Les retombées financières sont de trois types : les directes (comprenez par là, les rentrées d’argent liées à la billetterie, aux droits de retransmission télé, droits de licence, marketing, séminaires, écoles de pilotage etc.), les indirectes (dépenses liées à l’arrivée des spectateurs, la restauration, l’hébergement etc.) et les induites (liées à l’impact sur l’activité économique de la Sarthe, sur les entreprises voisines liées aux sports mécaniques etc.). Les retombées directes ont été de l’ordre de 52.3 millions d’euros cette même année contre 38 millions 5 ans plus tôt (et 25 millions en 2001). Soit plus de 37% d’augmentation en 5 ans. Les retombées indirectes ont, quant à elles, été de l’ordre de 29.6 millions d’euros contre 27.6 millions en 2009. Ce qui représente une augmentation de plus de 7%, certes pas comparable à l’évolution des retombées directes, mais tout de même significatif. En incluant à ces deux données les retombées induites, qui sont de l’ordre de 9,85 millions d’euros, on obtient un total de 91.75 millions d’euros sur 2014.

Pour mesurer l’impact dans le tissu économique local, un coefficient multiplicateur d’impact a été utilisé.

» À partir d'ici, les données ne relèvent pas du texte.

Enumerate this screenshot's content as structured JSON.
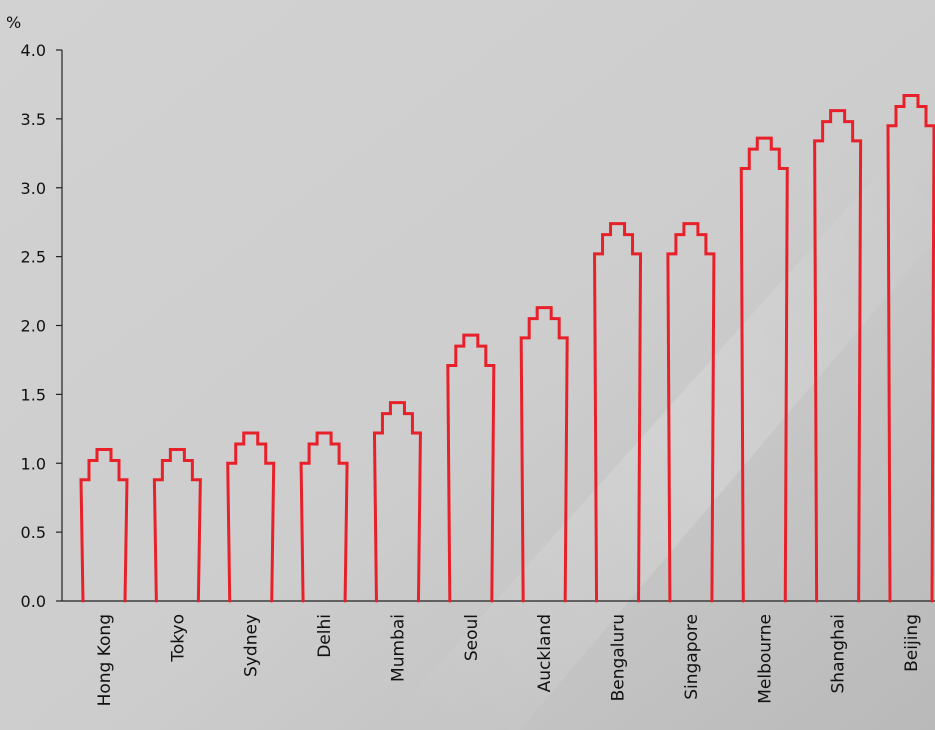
{
  "chart_data": {
    "type": "bar",
    "y_unit": "%",
    "ylim": [
      0,
      4.0
    ],
    "y_ticks": [
      "0.0",
      "0.5",
      "1.0",
      "1.5",
      "2.0",
      "2.5",
      "3.0",
      "3.5",
      "4.0"
    ],
    "categories": [
      "Hong Kong",
      "Tokyo",
      "Sydney",
      "Delhi",
      "Mumbai",
      "Seoul",
      "Auckland",
      "Bengaluru",
      "Singapore",
      "Melbourne",
      "Shanghai",
      "Beijing"
    ],
    "values": [
      1.1,
      1.1,
      1.22,
      1.22,
      1.44,
      1.93,
      2.13,
      2.74,
      2.74,
      3.36,
      3.56,
      3.67
    ],
    "bar_style": "building-silhouette outline",
    "series_color": "#e8202a",
    "grid": false,
    "legend": "none"
  }
}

Il a été actualisé à 1.25 en 2014 contre 1.33 en 2013. Qu’est ce que cela veut dire ? Cela signifie qu’en 2014, pour 100 euros de retombées financières, il y avait une diffusion de 25 euros dans l’économie locale, soit des retombées économiques de 125 euros. En appliquant ce coefficient, on obtient donc des retombées économiques de 114.7 millions d’euros en 2014 grâce au circuit des 24 heures du Mans. A titre de comparaison, l’année 2009 avait engendrée 111.5 millions d’euros de retombées économiques.

Au niveau des emplois, en 2014 l’impact du circuit sur le département de la Sarthe en engendré à la création de 2.456 emplois à temps plein pour être très précis. Soit l’équivalent de 45.1 millions d’euros de revenus salariaux. Si l’on compare au niveau du département, cela correspond à 1% de l’emploi.

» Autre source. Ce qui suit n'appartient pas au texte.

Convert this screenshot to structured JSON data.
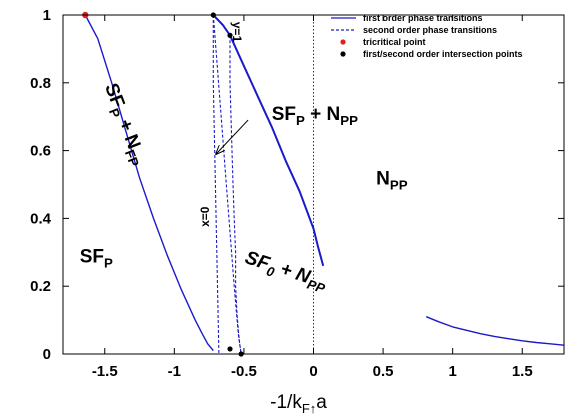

Une étude très intéressante et qui met en lumière cette effervescence autour de la Sarthe, comme l’a si bien dit Pierre Fillon, le Président de l’ACO : « Cette étude est intéressante tant pour les pouvoirs publics que nos partenaires ou la presse car elle apporte des éléments concrets à notre travail et le projette au grand jour sous un angle différent. »

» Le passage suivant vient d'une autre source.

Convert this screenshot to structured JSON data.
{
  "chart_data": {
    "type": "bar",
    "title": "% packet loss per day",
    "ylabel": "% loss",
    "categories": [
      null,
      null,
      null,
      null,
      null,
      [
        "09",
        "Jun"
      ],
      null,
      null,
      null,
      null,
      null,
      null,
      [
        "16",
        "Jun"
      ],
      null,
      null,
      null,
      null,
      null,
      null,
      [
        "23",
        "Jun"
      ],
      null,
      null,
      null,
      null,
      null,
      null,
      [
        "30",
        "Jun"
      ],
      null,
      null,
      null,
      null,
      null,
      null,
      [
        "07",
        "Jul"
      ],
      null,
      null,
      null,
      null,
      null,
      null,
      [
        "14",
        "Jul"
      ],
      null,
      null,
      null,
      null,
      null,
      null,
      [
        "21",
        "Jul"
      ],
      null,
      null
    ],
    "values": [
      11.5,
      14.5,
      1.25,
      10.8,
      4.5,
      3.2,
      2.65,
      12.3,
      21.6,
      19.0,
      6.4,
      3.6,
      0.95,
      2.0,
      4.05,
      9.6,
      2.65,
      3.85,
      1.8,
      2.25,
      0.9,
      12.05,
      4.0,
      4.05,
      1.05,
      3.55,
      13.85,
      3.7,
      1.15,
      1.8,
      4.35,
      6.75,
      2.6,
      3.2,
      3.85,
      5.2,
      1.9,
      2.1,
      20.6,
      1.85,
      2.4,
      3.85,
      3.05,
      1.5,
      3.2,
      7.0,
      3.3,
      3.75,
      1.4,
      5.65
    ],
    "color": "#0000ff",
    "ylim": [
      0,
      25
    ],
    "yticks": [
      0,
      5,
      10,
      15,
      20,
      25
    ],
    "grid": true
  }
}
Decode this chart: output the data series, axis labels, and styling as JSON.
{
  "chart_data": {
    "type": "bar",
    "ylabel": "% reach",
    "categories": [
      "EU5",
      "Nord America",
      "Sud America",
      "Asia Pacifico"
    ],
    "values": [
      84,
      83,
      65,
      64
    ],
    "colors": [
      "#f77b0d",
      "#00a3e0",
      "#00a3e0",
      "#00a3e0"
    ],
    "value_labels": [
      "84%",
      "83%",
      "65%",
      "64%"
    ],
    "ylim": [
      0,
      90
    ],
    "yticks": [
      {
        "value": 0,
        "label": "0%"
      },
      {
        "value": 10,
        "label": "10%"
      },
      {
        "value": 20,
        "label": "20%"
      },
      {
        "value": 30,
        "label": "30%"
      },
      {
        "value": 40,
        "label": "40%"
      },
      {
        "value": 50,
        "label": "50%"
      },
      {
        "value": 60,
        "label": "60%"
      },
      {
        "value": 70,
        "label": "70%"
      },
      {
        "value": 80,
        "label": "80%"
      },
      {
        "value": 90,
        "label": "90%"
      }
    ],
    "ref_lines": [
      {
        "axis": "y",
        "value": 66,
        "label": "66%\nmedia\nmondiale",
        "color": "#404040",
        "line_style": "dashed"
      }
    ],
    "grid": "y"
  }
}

kazeco mans4Tous les points de cette étude ont montré une augmentation, plus ou moins forte selon le secteur. Le fait que les retombées directes soient en forte augmentation démontre l’attrait des 24 heures du Mans, avec une augmentation des droits de diffusion. Le dynamisme économique présenté par l’épreuve nous démontre qu’après 83 éditions, le Mans est loin d’avoir dit son dernier mot. Toujours aussi spectaculaire et jouissive pour les amateurs de courses automobiles, cette course a encore vu des records pulvérisés lors de l’édition 2015. Le premier est celui de la plus haute vitesse moyenne, record réalisé par André Lotterer au volant son Audi R18 e-tron quattro avec un temps de 3min 17s 475 sur le circuit, ce qui représente une vitesse moyenne de 248.459 km/h. Le second record est celui du tour le plus rapide avec un temps de 3min 16s 887 établi par Neel Jani sur Porsche. A noter que ces deux records sont établis depuis l’existence des deux chicanes dans la longue ligne droite Hunaudières. Les 263.500 spectateurs présents auront donc pu assister au 17ème sacre de Porsche… 17 ans après leur dernier. En effet, c’est  la Porsche 919 Hybrid qui a été la première à franchir la ligne d’arrivée.